I have a list of VCF files from specific ethnicity such as American Indian, Chinese, European etc
Under each ethnicity, I have around 100+ files.
Currently, I computed the
VARIANT QC metrics such as
n_het etc for one file as shown in the hail tutorial (refer image below)
image is here
However, now I would like to have one file for each ethnicity and then compute
I already referred to this post and this post but don’t think this addresses my query
How can I do this across all files under a specific ethnicity?
Can help me with this?
Is there any
hail way to do this? or any
R approach that veterans here are aware of??
You’re generally going to have a better time if you combine everything into one dataset and compute statistics on subsets from that dataset, rather than iterating through many smaller datasets. We need more information about these input VCFs, though. Are these project VCFs (GT, GQ, etc FORMAT fields) for a group of samples from sequencing data? Those cannot be losslessly combined (a site might appear in one VCF but not another).

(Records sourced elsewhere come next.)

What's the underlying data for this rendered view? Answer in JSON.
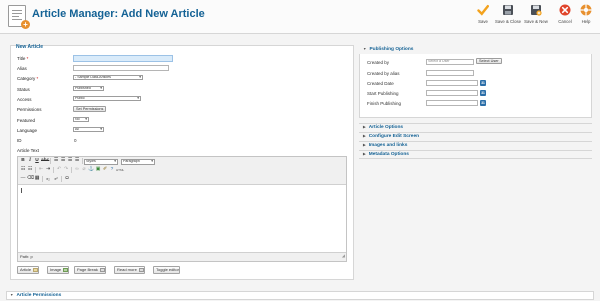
{
  "header": {
    "title": "Article Manager: Add New Article"
  },
  "toolbar": {
    "buttons": [
      {
        "label": "Save"
      },
      {
        "label": "Save & Close"
      },
      {
        "label": "Save & New"
      },
      {
        "label": "Cancel"
      },
      {
        "label": "Help"
      }
    ]
  },
  "form": {
    "legend": "New Article",
    "title_label": "Title",
    "alias_label": "Alias",
    "category_label": "Category",
    "category_value": "- Sample Data-Articles",
    "status_label": "Status",
    "status_value": "Published",
    "access_label": "Access",
    "access_value": "Public",
    "permissions_label": "Permissions",
    "permissions_button": "Set Permissions",
    "featured_label": "Featured",
    "featured_value": "No",
    "language_label": "Language",
    "language_value": "All",
    "id_label": "ID",
    "id_value": "0",
    "article_text_label": "Article Text",
    "required_mark": "*"
  },
  "editor": {
    "styles_value": "Styles",
    "paragraph_value": "Paragraph",
    "path_label": "Path: p",
    "buttons": [
      {
        "label": "Article"
      },
      {
        "label": "Image"
      },
      {
        "label": "Page Break"
      },
      {
        "label": "Read more"
      },
      {
        "label": "Toggle editor"
      }
    ]
  },
  "publishing": {
    "title": "Publishing Options",
    "created_by_label": "Created by",
    "created_by_placeholder": "Select a User",
    "select_user_button": "Select User",
    "created_by_alias_label": "Created by alias",
    "created_date_label": "Created Date",
    "start_publishing_label": "Start Publishing",
    "finish_publishing_label": "Finish Publishing"
  },
  "accordion": {
    "items": [
      {
        "label": "Article Options"
      },
      {
        "label": "Configure Edit Screen"
      },
      {
        "label": "Images and links"
      },
      {
        "label": "Metadata Options"
      }
    ]
  },
  "permissions_section": {
    "title": "Article Permissions"
  },
  "colors": {
    "brand": "#146295",
    "save": "#f3a21d",
    "cancel": "#e0452c"
  }
}
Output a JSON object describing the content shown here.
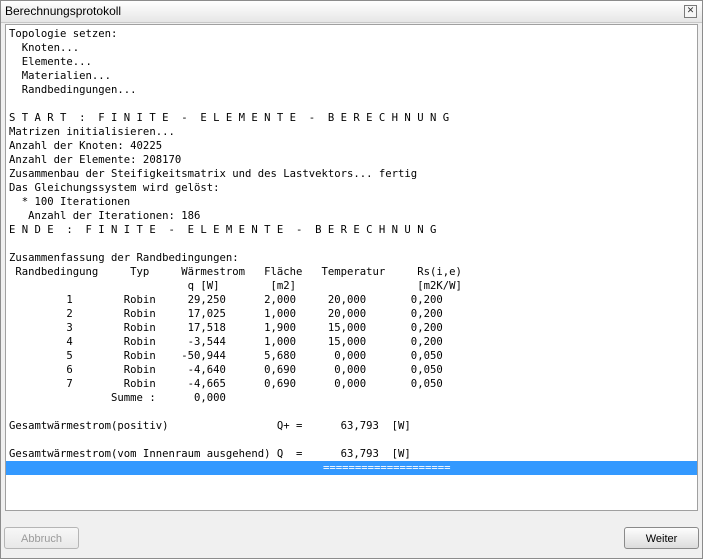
{
  "window": {
    "title": "Berechnungsprotokoll",
    "close_glyph": "✕"
  },
  "log_lines": [
    "Topologie setzen:",
    "  Knoten...",
    "  Elemente...",
    "  Materialien...",
    "  Randbedingungen...",
    "",
    "S T A R T  :  F I N I T E  -  E L E M E N T E  -  B E R E C H N U N G",
    "Matrizen initialisieren...",
    "Anzahl der Knoten: 40225",
    "Anzahl der Elemente: 208170",
    "Zusammenbau der Steifigkeitsmatrix und des Lastvektors... fertig",
    "Das Gleichungssystem wird gelöst:",
    "  * 100 Iterationen",
    "   Anzahl der Iterationen: 186",
    "E N D E  :  F I N I T E  -  E L E M E N T E  -  B E R E C H N U N G",
    "",
    "Zusammenfassung der Randbedingungen:",
    " Randbedingung     Typ     Wärmestrom   Fläche   Temperatur     Rs(i,e)",
    "                            q [W]        [m2]                   [m2K/W]",
    "         1        Robin     29,250      2,000     20,000       0,200",
    "         2        Robin     17,025      1,000     20,000       0,200",
    "         3        Robin     17,518      1,900     15,000       0,200",
    "         4        Robin     -3,544      1,000     15,000       0,200",
    "         5        Robin    -50,944      5,680      0,000       0,050",
    "         6        Robin     -4,640      0,690      0,000       0,050",
    "         7        Robin     -4,665      0,690      0,000       0,050",
    "                Summe :      0,000",
    "",
    "Gesamtwärmestrom(positiv)                 Q+ =      63,793  [W]",
    "",
    "Gesamtwärmestrom(vom Innenraum ausgehend) Q  =      63,793  [W]"
  ],
  "highlight_line": "====================",
  "buttons": {
    "abbruch": "Abbruch",
    "weiter": "Weiter"
  },
  "colors": {
    "selection": "#3399ff"
  }
}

If your VCFs are genotype data, it’s probably possible to combine since those have the same set of variants.
Yes, my VCF file contains fields such as GT, GP, etc FORMAT fields.
I also did a
mt.describe() for one file from each ethnicity and they all look the same as shown below
hail have any function to combine all these files together? I see VCF combiner but I believe this is different from what I am looking for (they talk about gVCF which I think is different from my file which has vcf.gz extension)